Integrating the sacrum brings the lumbar vertebrae (3rd chakra area) and the pelvic floor (1st chakra) into better balance. The hip opening poses used for these tasks are famous for the emotional releases that can unexpectedly arise during or after them. Suddenly, feeling is available.
A maturing yoga practice takes us beyond the foundational hip opening phases into the complex and subtle work of balancing the delicate cervical vertebrae and navigating how the shoulder girdle should move. This 5th chakra area houses the egoic layer of the roles we identify with: the Parent, the Spouse/Partner, our career and avocations. It's easy to over- or under-identify with these identities. Being a parent may consume you, or you may downplay your hobby ("I'm not a 'real' artist.") Finding your voice, refining it, as well as allowing silence are embodied aspects of this chakra. Mantra, the ujjayi breath, kirtan and sitting in quiet meditation all challenge this area to grow.
Yoga class and Mac Talla are two guided practices to exploring, repairing and integrating these ego identities. In yoga we use alignment to stop the habitual compensations that allow us to bypass these vital centers that need our attention. The poses shift our center of gravity, direct our energies, and transform us using the heat of our practice.
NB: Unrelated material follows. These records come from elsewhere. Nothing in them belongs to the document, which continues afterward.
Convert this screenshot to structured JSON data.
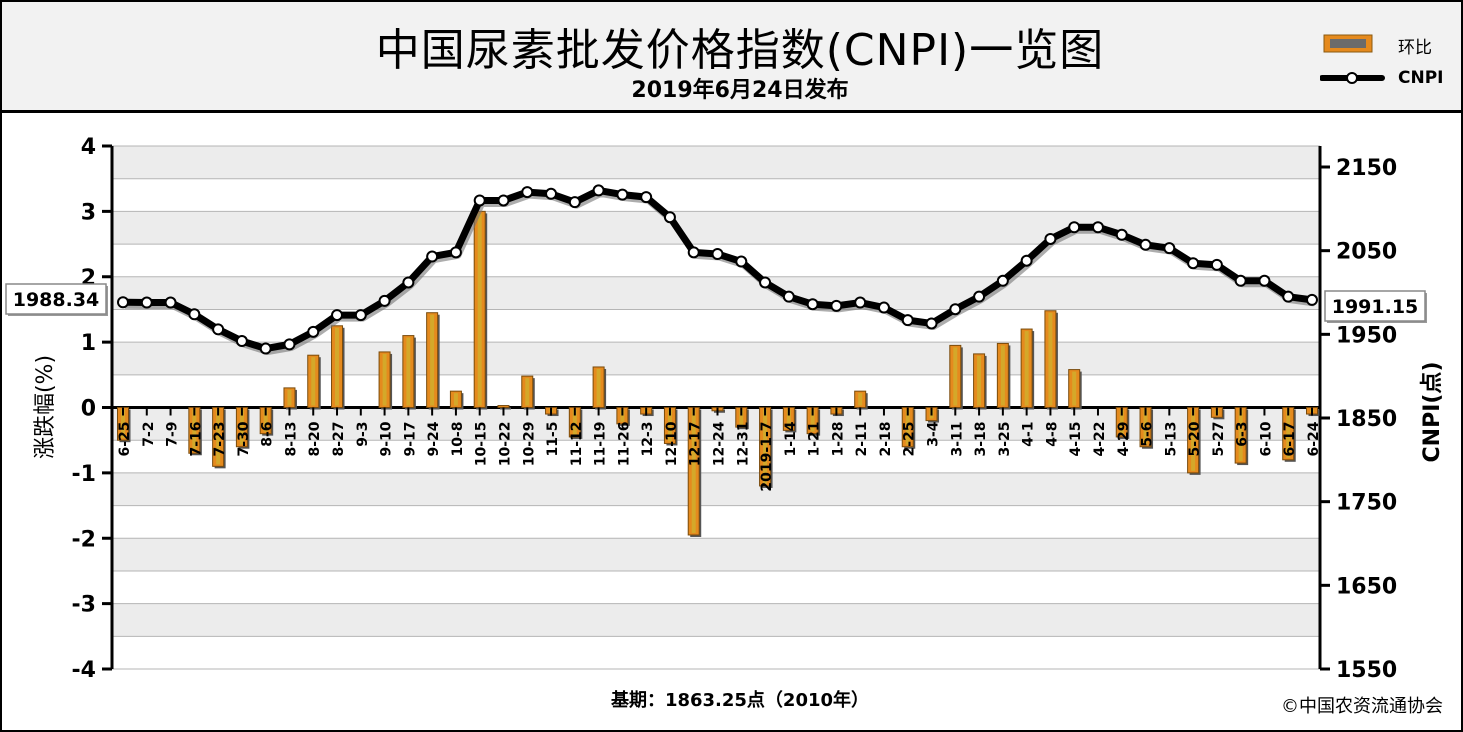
{
  "header": {
    "title": "中国尿素批发价格指数(CNPI)一览图",
    "subtitle": "2019年6月24日发布"
  },
  "legend": {
    "bar_label": "环比",
    "line_label": "CNPI"
  },
  "footer": {
    "base_period": "基期：1863.25点（2010年）",
    "copyright": "©中国农资流通协会"
  },
  "colors": {
    "bar_fill": "#e58a1e",
    "bar_core": "#d4a82a",
    "line": "#000000",
    "band": "#ececec"
  },
  "chart_data": {
    "type": "bar+line",
    "categories": [
      "6-25",
      "7-2",
      "7-9",
      "7-16",
      "7-23",
      "7-30",
      "8-6",
      "8-13",
      "8-20",
      "8-27",
      "9-3",
      "9-10",
      "9-17",
      "9-24",
      "10-8",
      "10-15",
      "10-22",
      "10-29",
      "11-5",
      "11-12",
      "11-19",
      "11-26",
      "12-3",
      "12-10",
      "12-17",
      "12-24",
      "12-31",
      "2019-1-7",
      "1-14",
      "1-21",
      "1-28",
      "2-11",
      "2-18",
      "2-25",
      "3-4",
      "3-11",
      "3-18",
      "3-25",
      "4-1",
      "4-8",
      "4-15",
      "4-22",
      "4-29",
      "5-6",
      "5-13",
      "5-20",
      "5-27",
      "6-3",
      "6-10",
      "6-17",
      "6-24"
    ],
    "series": [
      {
        "name": "环比",
        "axis": "left",
        "values": [
          -0.5,
          0.0,
          0.0,
          -0.7,
          -0.9,
          -0.6,
          -0.4,
          0.3,
          0.8,
          1.25,
          0.0,
          0.85,
          1.1,
          1.45,
          0.25,
          3.0,
          0.03,
          0.48,
          -0.1,
          -0.45,
          0.62,
          -0.25,
          -0.1,
          -0.55,
          -1.95,
          -0.05,
          -0.3,
          -1.2,
          -0.35,
          -0.4,
          -0.1,
          0.25,
          0.0,
          -0.6,
          -0.2,
          0.95,
          0.82,
          0.98,
          1.2,
          1.48,
          0.58,
          0.0,
          -0.45,
          -0.6,
          0.0,
          -1.0,
          -0.15,
          -0.85,
          0.0,
          -0.8,
          -0.1
        ]
      },
      {
        "name": "CNPI",
        "axis": "right",
        "values": [
          1988.34,
          1988,
          1988,
          1974,
          1956,
          1942,
          1933,
          1938,
          1953,
          1973,
          1973,
          1990,
          2012,
          2043,
          2048,
          2110,
          2110,
          2120,
          2118,
          2108,
          2122,
          2117,
          2114,
          2090,
          2048,
          2046,
          2037,
          2012,
          1995,
          1986,
          1984,
          1988,
          1982,
          1967,
          1963,
          1980,
          1995,
          2014,
          2038,
          2064,
          2078,
          2078,
          2069,
          2057,
          2053,
          2035,
          2033,
          2014,
          2014,
          1995,
          1991.15
        ]
      }
    ],
    "y_left": {
      "label": "涨跌幅(%)",
      "ylim": [
        -4,
        4
      ],
      "ticks": [
        -4,
        -3,
        -2,
        -1,
        0,
        1,
        2,
        3,
        4
      ]
    },
    "y_right": {
      "label": "CNPI(点)",
      "ylim": [
        1550,
        2150
      ],
      "ticks": [
        1550,
        1650,
        1750,
        1850,
        1950,
        2050,
        2150
      ]
    },
    "annotations": {
      "start_value": "1988.34",
      "end_value": "1991.15"
    }
  }
}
Savasana allows us to feel our newly repaired internal infrastructures; the breath moves freely when our granthis/obstacles are attended to.
Mac Talla offers an arena of near total freedom, contained by safe boundaries. Like an ice skating rink, you can go anywhere, gliding, attempting new maneuvers, stumbling and catching yourself, or clinging the wall as needed. In Mac Talla, you may be blissfully unaware of the infrastructure repairs happening, as the music's rhythms, the beat and the heat your create pull you along. You may also choose to dive deeply in, expressing all that your body has had to contain for so many years.
Both practices are ultimately liberating. The final chakra, at the crown, is transcendence, dis-identification with the constructed self and integration with all of creation. As Dr. Judith cautions, we cannot skip ahead to this layer; there is a price to pay for our avoidance. While it may feel unlucky, the body shows us the layers we need to attend to, through aches, pains and postures.
Therapeutic Yoga shows us how to address these imbalances. The chakra system offers a simple map. And Mac Talla offers us a cauldron for these alchemies. A great place to start is by reflecting on our own ego over- or under-identifications (see the chart above). Let me know what you discover!
Thank you for taking the time to write this Sarah. Your explanation is clear and easy to understand and the visual is very helpful (I am all belly and heart). Having worked with you for a long time, I feel this woven into your teaching style. I can honestly say that I have noticed subtle shifts in my inner world.
So grateful for you and your beautiful classes. I look forward to continuing to grow and learn with you!